There was computer journalism at the time, but the ZX81 boom carried new magazines, like Sinclair User [L] aka SU forward. There was quite a reality gap between the exciting cover-art and what computer graphics were capable of delivering back then. In a sense that was good because it encouraged youngsters to fill in the gaps with their imagination. Rather than, as now, leaving nothing to the imagination as you pant after Lara Croft or kill pedestrians in Grand Theft Auto. In a typical issue of SU, you'd get pages of BASIC code that you'd spend the weekend typing in and hope that didn't transpose any lines or forget any commas. In 1983, some genius created a working chess program in 672 bytes. The graphic of the cover here [L] is 16x byte-bigger! If you want a gripping read, you should buy [£0.01!]  Backroom Boys by Francis Spufford [brief-prev] and read the chapter A Universe in a Bottle about the development of the space-trading game Elite. You can google-books a preview. Those boys could code. It is slightly iropnic that, 30 years on, we had to start coderdojos across the land to encourage youngsters to write their own, initially clunky, code rather than sitting all passive and buying their thrills.

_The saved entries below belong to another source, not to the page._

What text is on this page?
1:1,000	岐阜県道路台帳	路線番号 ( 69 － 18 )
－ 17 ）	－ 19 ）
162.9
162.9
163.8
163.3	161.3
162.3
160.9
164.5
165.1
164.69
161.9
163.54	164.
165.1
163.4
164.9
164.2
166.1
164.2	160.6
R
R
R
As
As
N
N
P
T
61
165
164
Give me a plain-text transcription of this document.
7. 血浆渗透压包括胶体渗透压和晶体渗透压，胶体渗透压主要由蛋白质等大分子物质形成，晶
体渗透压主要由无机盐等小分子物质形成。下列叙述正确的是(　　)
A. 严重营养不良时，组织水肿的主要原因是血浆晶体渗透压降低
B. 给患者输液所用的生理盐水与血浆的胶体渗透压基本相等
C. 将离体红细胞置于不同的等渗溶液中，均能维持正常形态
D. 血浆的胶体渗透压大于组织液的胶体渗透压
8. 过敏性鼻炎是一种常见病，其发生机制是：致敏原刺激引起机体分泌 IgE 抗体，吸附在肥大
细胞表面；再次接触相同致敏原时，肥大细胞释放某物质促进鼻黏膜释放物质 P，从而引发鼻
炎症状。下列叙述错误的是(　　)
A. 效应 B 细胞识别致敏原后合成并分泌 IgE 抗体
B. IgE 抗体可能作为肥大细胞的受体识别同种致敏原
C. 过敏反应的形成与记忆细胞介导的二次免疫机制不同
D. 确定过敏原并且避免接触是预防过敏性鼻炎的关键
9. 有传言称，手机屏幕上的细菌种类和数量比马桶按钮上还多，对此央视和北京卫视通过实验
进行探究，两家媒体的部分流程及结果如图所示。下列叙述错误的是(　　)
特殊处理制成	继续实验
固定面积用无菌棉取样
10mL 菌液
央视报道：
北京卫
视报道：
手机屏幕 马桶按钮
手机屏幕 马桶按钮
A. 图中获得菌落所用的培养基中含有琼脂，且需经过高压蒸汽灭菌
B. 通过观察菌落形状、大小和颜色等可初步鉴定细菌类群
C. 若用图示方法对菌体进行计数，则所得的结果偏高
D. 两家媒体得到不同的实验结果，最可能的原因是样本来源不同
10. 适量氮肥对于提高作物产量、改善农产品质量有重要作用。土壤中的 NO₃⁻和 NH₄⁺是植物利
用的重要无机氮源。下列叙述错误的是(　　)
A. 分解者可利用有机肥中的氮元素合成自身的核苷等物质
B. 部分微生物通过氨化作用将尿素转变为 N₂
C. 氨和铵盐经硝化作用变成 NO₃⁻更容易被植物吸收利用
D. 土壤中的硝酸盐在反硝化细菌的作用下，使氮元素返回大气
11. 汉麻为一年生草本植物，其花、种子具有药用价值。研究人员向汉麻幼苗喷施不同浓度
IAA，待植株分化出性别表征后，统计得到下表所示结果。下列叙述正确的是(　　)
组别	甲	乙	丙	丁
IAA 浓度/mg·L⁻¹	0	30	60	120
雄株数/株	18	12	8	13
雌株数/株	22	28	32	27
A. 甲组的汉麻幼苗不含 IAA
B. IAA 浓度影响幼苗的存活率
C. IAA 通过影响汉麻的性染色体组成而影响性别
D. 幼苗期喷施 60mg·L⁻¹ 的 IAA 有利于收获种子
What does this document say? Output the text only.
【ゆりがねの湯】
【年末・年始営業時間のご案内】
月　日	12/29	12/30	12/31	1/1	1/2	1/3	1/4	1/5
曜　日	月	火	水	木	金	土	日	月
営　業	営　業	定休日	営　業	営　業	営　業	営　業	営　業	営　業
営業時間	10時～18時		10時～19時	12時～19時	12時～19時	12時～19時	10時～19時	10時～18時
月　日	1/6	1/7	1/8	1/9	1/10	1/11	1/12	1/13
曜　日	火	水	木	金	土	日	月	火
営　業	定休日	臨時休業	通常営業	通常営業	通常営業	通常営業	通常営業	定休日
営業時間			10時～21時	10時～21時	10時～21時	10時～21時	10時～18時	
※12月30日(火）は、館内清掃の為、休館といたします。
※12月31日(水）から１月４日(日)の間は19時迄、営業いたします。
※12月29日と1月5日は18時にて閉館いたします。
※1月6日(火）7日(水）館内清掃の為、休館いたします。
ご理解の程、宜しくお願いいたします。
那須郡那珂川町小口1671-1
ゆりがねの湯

I've written before about how The Beloved was there at ground level. Hired as a secretary, it turned out that, despite a formal Irish Times Secretarial Course diploma, she couldn't type fast enough or clean enough. But she could do whatever else needed doing round the office and the company was in the process of going viral, eventually shipping more than 1,500,000 units. She grew with the company - it didn't hurt that both Clive Sinclair, the boss, and The Beloved, the help, loved the poetry of WB Yeats, She blagged herself a transfer to Boston when they opened an office there to service the US market and left the company 3 years after she started as Customer Service North America. The fact that I was then living in a basement as bone-poor graduate student had something to do with the transatlantic shift. On the back of her salary, we were able to move into a semi-basement apartment (a step up!) in Brighton, MA conveniently close to BU and the Sinclair regional office, near Mass General Hospital, downtown. Plenty of reasons to be grateful to the ZX81.